Desde una lectura psicoanalítica, la casa en esta escena funciona como un contenido manifiesto: un recuerdo que aparece ante la conciencia como algo claro, familiar y aparentemente seguro. Sin embargo, conforme la cámara desciende y el espacio comienza a deformarse, esa imagen estable empieza a fracturarse hasta volverse en un entorno inquietante e inseguro, debido a que el recuerdo en vez de procesarse, se reprimió hacia el inconsciente y ahí es donde se origina el problema.

Lo reprimido siempre retorna, pero no vuelve a la conciencia de forma directa ni ordenada, la mente lo transforma, le quita sus referentes lógicos y lo devuelve convertido en imágenes extrañas, fragmentadas y oníricas de aquello que alguna vez nos fue familiar. El hogar no desaparece: se convierte en una versión distorsionada de sí mismo.

La pérdida de ventanas, puertas y cualquier posibilidad de salida es lo que vuelve al lugar inquietante, porque ya no se trata del miedo a quedar encerrado en un lugar, sino del miedo a quedarse atrapado con los traumas no resueltos. Al vaciarse el espacio de objetos, personas y referencias externas, lo único que queda es la mente proyectando aquello que había permanecido oculto: recuerdos, emociones y miedos que nunca dejaron de existir.

Y ahí aparece algo importante dentro del pensamiento freudiano: lo reprimido nunca vuelve de forma literal.

Cuando una experiencia resulta demasiado dolorosa, conflictiva o insoportable, no desaparece; es desplazada fuera de la conciencia. Sin embargo, permanece activa y busca regresar. El problema es que no puede hacerlo directamente porque sigue existiendo una censura psíquica. Entonces vuelve transformada: a veces convertida en sueños extraños, imágenes fragmentadas, símbolos, síntomas o escenarios deformados.

De echo si lo pensamos bien, todos en cierto sentido cargamos con nuestros propios Backrooms.

Todos tenemos recuerdos que nunca terminamos de procesar, emociones que nunca nos permitimos sentir, preguntas que evitamos hacernos o versiones de nosotros mismos que preferimos mantener fuera de nuestra conciencia.
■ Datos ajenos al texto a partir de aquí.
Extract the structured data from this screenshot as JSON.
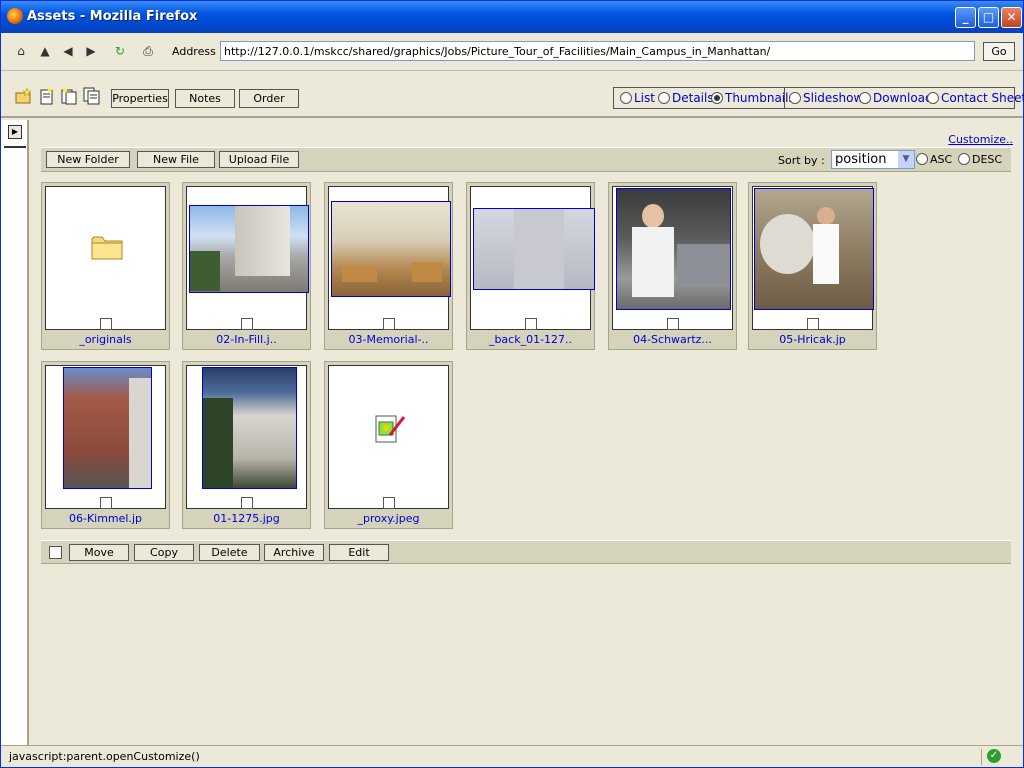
{
  "window": {
    "title": "Assets - Mozilla Firefox"
  },
  "nav": {
    "address_label": "Address :",
    "url": "http://127.0.0.1/mskcc/shared/graphics/Jobs/Picture_Tour_of_Facilities/Main_Campus_in_Manhattan/",
    "go_label": "Go"
  },
  "toolbar": {
    "properties_label": "Properties",
    "notes_label": "Notes",
    "order_label": "Order",
    "views": [
      {
        "label": "List",
        "selected": false
      },
      {
        "label": "Details",
        "selected": false
      },
      {
        "label": "Thumbnails",
        "selected": true
      },
      {
        "label": "Slideshow",
        "selected": false
      },
      {
        "label": "Download",
        "selected": false
      },
      {
        "label": "Contact Sheet",
        "selected": false
      }
    ]
  },
  "content": {
    "customize_label": "Customize..",
    "new_folder_label": "New Folder",
    "new_file_label": "New File",
    "upload_file_label": "Upload File",
    "sort_label": "Sort by :",
    "sort_value": "position",
    "asc_label": "ASC",
    "desc_label": "DESC",
    "items": [
      {
        "caption": "_originals",
        "type": "folder"
      },
      {
        "caption": "02-In-Fill.j..",
        "type": "image"
      },
      {
        "caption": "03-Memorial-..",
        "type": "image"
      },
      {
        "caption": "_back_01-127..",
        "type": "image"
      },
      {
        "caption": "04-Schwartz...",
        "type": "image"
      },
      {
        "caption": "05-Hricak.jp",
        "type": "image"
      },
      {
        "caption": "06-Kimmel.jp",
        "type": "image"
      },
      {
        "caption": "01-1275.jpg",
        "type": "image"
      },
      {
        "caption": "_proxy.jpeg",
        "type": "generic"
      }
    ],
    "move_label": "Move",
    "copy_label": "Copy",
    "delete_label": "Delete",
    "archive_label": "Archive",
    "edit_label": "Edit"
  },
  "status": {
    "text": "javascript:parent.openCustomize()"
  }
}
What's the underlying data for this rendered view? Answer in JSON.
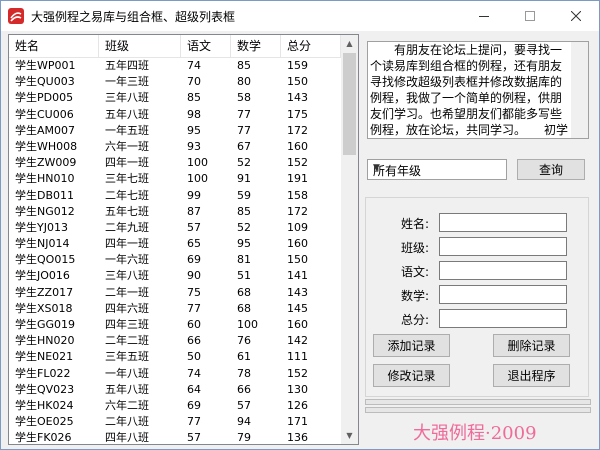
{
  "window": {
    "title": "大强例程之易库与组合框、超级列表框"
  },
  "colors": {
    "brand": "#f06a9a",
    "icon_red": "#d42a2a"
  },
  "list": {
    "columns": [
      "姓名",
      "班级",
      "语文",
      "数学",
      "总分"
    ],
    "rows": [
      [
        "学生WP001",
        "五年四班",
        "74",
        "85",
        "159"
      ],
      [
        "学生QU003",
        "一年三班",
        "70",
        "80",
        "150"
      ],
      [
        "学生PD005",
        "三年八班",
        "85",
        "58",
        "143"
      ],
      [
        "学生CU006",
        "五年八班",
        "98",
        "77",
        "175"
      ],
      [
        "学生AM007",
        "一年五班",
        "95",
        "77",
        "172"
      ],
      [
        "学生WH008",
        "六年一班",
        "93",
        "67",
        "160"
      ],
      [
        "学生ZW009",
        "四年一班",
        "100",
        "52",
        "152"
      ],
      [
        "学生HN010",
        "三年七班",
        "100",
        "91",
        "191"
      ],
      [
        "学生DB011",
        "二年七班",
        "99",
        "59",
        "158"
      ],
      [
        "学生NG012",
        "五年七班",
        "87",
        "85",
        "172"
      ],
      [
        "学生YJ013",
        "二年九班",
        "57",
        "52",
        "109"
      ],
      [
        "学生NJ014",
        "四年一班",
        "65",
        "95",
        "160"
      ],
      [
        "学生QO015",
        "一年六班",
        "69",
        "81",
        "150"
      ],
      [
        "学生JO016",
        "三年八班",
        "90",
        "51",
        "141"
      ],
      [
        "学生ZZ017",
        "二年一班",
        "75",
        "68",
        "143"
      ],
      [
        "学生XS018",
        "四年六班",
        "77",
        "68",
        "145"
      ],
      [
        "学生GG019",
        "四年三班",
        "60",
        "100",
        "160"
      ],
      [
        "学生HN020",
        "二年二班",
        "66",
        "76",
        "142"
      ],
      [
        "学生NE021",
        "三年五班",
        "50",
        "61",
        "111"
      ],
      [
        "学生FL022",
        "一年八班",
        "74",
        "78",
        "152"
      ],
      [
        "学生QV023",
        "五年八班",
        "64",
        "66",
        "130"
      ],
      [
        "学生HK024",
        "六年二班",
        "69",
        "57",
        "126"
      ],
      [
        "学生OE025",
        "二年八班",
        "77",
        "94",
        "171"
      ],
      [
        "学生FK026",
        "四年八班",
        "57",
        "79",
        "136"
      ]
    ]
  },
  "notice": {
    "text": "　　有朋友在论坛上提问，要寻找一个读易库到组合框的例程，还有朋友寻找修改超级列表框并修改数据库的例程，我做了一个简单的例程，供朋友们学习。也希望朋友们都能多写些例程，放在论坛，共同学习。　　初学的朋友请多看看易语言系统的知"
  },
  "filter": {
    "selected": "所有年级",
    "query_label": "查询"
  },
  "form": {
    "name_label": "姓名:",
    "class_label": "班级:",
    "chinese_label": "语文:",
    "math_label": "数学:",
    "total_label": "总分:"
  },
  "buttons": {
    "add": "添加记录",
    "delete": "删除记录",
    "edit": "修改记录",
    "exit": "退出程序"
  },
  "brand": "大强例程·2009"
}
Pero lo reprimido rara vez desaparece, siempre regresa. A veces como ansiedad, otras como sueños repetitivos, relaciones que seguimos eligiendo una y otra vez, errores que no entendemos por qué repetimos o una sensación constante de estar atrapados en el mismo lugar emocional.

Casi como camináramos por un laberinto donde cada pasillo parece distinto pero siempre termina llevándonos al mismo sitio.

Y quizá esa sea la enseñanza más importante que tanto el concepto como de la película nos ayuda a aprender; Salir de nuestros propios Backrooms no consiste en encontrar una puerta secreta ni en escapar corriendo. Consiste en hacer consciente aquello que permanecía inconsciente. En mirar de frente aquello que habíamos dejado encerrado y darle palabras, sentido e historia.

Porque solo cuando dejamos de huir de nuestros propios pasillos mentales es que dejan de parecer infinitos y podemos ver con claridad, sin ningún tipo de deformación, nuestros recuerdos, entender nuestra propia historia y comprender mejor quiénes somos y quiénes queremos llegar a ser.